Starbuck prepared himself for Potter's tongue-lashing. In truth, he thought, it had not been a bad day. Not a good day, but not bad either. The battalion had lost no one to straggling, he had faced down his enemies, but he had not made those enemies into friends. Perhaps that would never happen, but if it did, he thought, it would be in the fierce crucible of battle. And the sooner, the better, Starbuck thought, then he remembered the cornfield at Chantilly and recalled his gut-loosening fear. Oh God, he thought, let me not be a coward.

Late that night Starbuck toured the picket line that was not set against the incursion of enemies, but against the possibility of his own men deserting, then, wrapped in his dirty blanket, he slept.

Lucifer sat nearby. The boy was tired, but he was determined not to sleep.
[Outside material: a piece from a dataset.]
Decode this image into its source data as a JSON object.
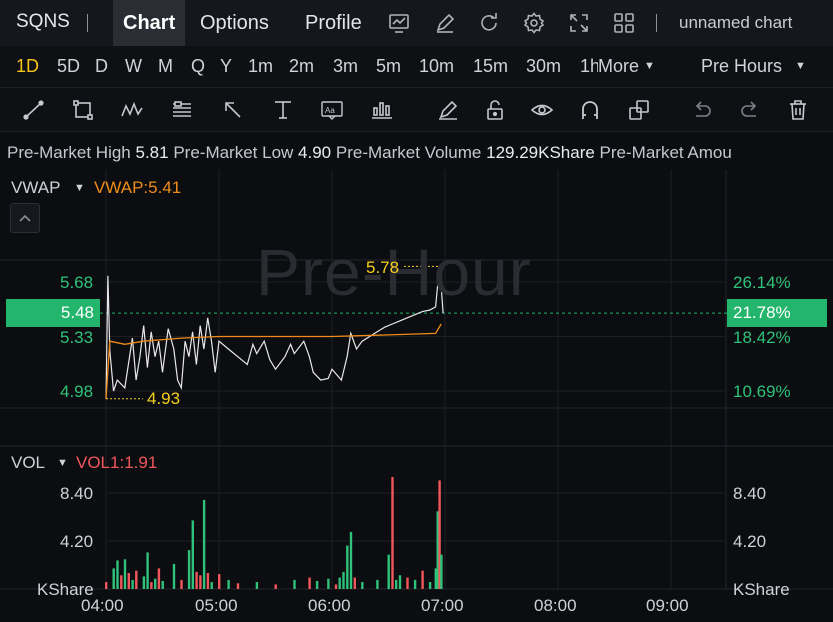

Instead he sat just outside the glow of the dying fire and he watched the makeshift tent where Starbuck slept and he watched the fire-dotted field where the battalion rested, and every now and then he would caress the long barrel of the Colt revolver that lay across his knees. Lucifer liked Starbuck, and if Starbuck would take no precautions, then Lucifer would guard him against the demons. For that, Lucifer knew, was what they were; white demons, bad as they came, just waiting to take revenge.